Hadoop Archives (HAR)
A feature used to combine many small files into one big file to save space and improve performance in HDFS.
Avro
A tool used for storing and exchanging data that includes its schema within a compact binary format, supporting many programming languages.
Kerberos
The authentication protocol used in Hadoop to check the identity of users trying to access the cluster.
Delegation Token
A temporary key given to a user or application to access Hadoop services without needing repeated logins.

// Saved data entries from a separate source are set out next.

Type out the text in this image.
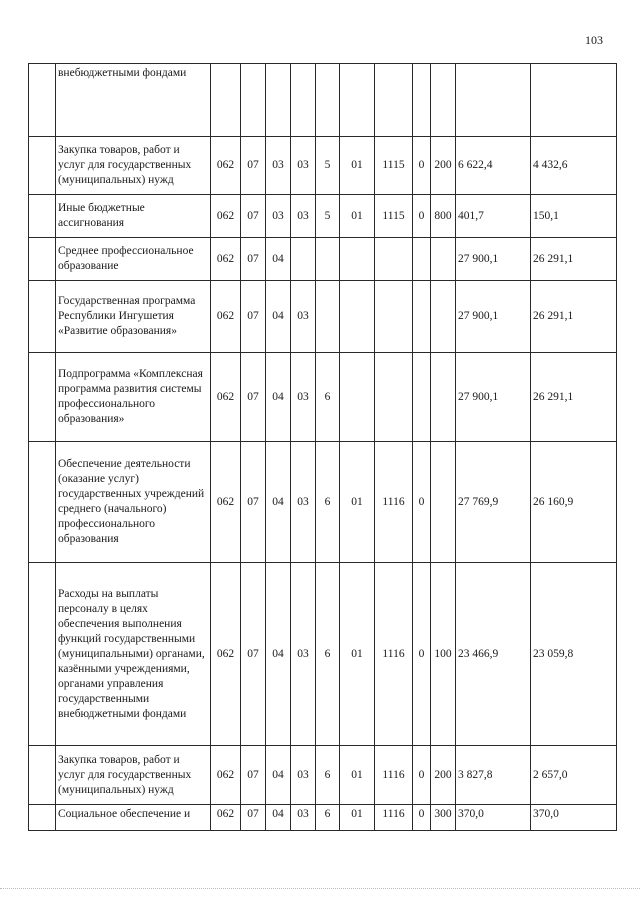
103
	внебюджетными фондами											
	Закупка товаров, работ и услуг для государственных (муниципальных) нужд	062	07	03	03	5	01	1115	0	200	6 622,4	4 432,6
	Иные бюджетные ассигнования	062	07	03	03	5	01	1115	0	800	401,7	150,1
	Среднее профессиональное образование	062	07	04							27 900,1	26 291,1
	Государственная программа Республики Ингушетия «Развитие образования»	062	07	04	03						27 900,1	26 291,1
	Подпрограмма «Комплексная программа развития системы профессионального образования»	062	07	04	03	6					27 900,1	26 291,1
	Обеспечение деятельности (оказание услуг) государственных учреждений среднего (начального) профессионального образования	062	07	04	03	6	01	1116	0		27 769,9	26 160,9
	Расходы на выплаты персоналу в целях обеспечения выполнения функций государственными (муниципальными) органами, казёнными учреждениями, органами управления государственными внебюджетными фондами	062	07	04	03	6	01	1116	0	100	23 466,9	23 059,8
	Закупка товаров, работ и услуг для государственных (муниципальных) нужд	062	07	04	03	6	01	1116	0	200	3 827,8	2 657,0
	Социальное обеспечение и	062	07	04	03	6	01	1116	0	300	370,0	370,0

Intelligent Data Analysis (IDA)
Using smart methods like machine learning, AI, and statistical tools to automatically understand data and find hidden patterns.
Scale-Out
The process of improving system performance by adding more machines (nodes) to a cluster rather than upgrading a single machine's power.
NoSQL Database
A database type used for Big Data that is schema-less, flexible, and capable of storing unstructured or semi-structured data better than traditional SQL.
MongoDB
A popular document-oriented NoSQL database that stores data in flexible, JSON-like documents rather than tables and rows.
Apache Spark
A fast and powerful processing tool that can perform data tasks in-memory, making it significantly faster than Hadoop MapReduce.

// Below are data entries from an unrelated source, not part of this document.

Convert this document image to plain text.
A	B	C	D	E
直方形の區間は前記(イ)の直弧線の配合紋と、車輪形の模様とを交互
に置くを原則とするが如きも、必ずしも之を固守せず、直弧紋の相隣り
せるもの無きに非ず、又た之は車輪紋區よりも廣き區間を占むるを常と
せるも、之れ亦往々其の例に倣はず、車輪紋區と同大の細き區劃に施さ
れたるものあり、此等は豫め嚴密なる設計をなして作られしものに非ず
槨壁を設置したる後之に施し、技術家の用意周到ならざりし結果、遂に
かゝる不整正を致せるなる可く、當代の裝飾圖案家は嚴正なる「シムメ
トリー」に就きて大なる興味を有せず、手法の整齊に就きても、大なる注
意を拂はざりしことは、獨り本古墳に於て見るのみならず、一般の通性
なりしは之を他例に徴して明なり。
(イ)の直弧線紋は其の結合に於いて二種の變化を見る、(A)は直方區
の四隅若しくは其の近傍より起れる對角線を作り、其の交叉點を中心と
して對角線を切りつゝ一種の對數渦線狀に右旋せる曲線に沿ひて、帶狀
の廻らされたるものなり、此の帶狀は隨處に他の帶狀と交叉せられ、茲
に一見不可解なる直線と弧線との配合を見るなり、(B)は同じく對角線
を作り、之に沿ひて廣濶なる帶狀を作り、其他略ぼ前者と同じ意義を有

Resilient Distributed Dataset (RDD)
The fundamental data structure in Spark that breaks big data into pieces across computers and can rebuild data using lineage if a crash occurs.
Scala
A programming language that combines Java and functional programming features, commonly used with Apache Spark for Big Data processing.
Closure
A function in Scala that remembers the values of variables from the environment where it was created.
Apache Pig
A data flow platform that uses a language called Pig Latin to analyze big data, converting the scripts into MapReduce jobs.
Grunt
The command-line interface (CLI) for Pig where users can type and run Pig commands step-by-step.
Apache Hive
A data warehouse tool built on top of Hadoop that allows users to manage and query large datasets using a SQL-like language called HiveQL.
Hive Metastore
A service that acts as a catalog, storing information about Hive tables, columns, and data types, and their locations in HDFS.
HBase
A distributed, column-oriented NoSQL database that runs on top of HDFS, optimized for real-time read and write access to billions of rows.
ZooKeeper
A coordination tool used in Hadoop and HBase to track node status, manage leader election, and ensure smooth cluster operation.
BigSQL
An IBM tool that allows users to write standard SQL queries to interact with and analyze data stored in HDFS, Hive, or HBase.
BigSheets
An IBM tool within BigInsights that provides a spreadsheet-style interface for non-technical users to analyze Big Data without coding.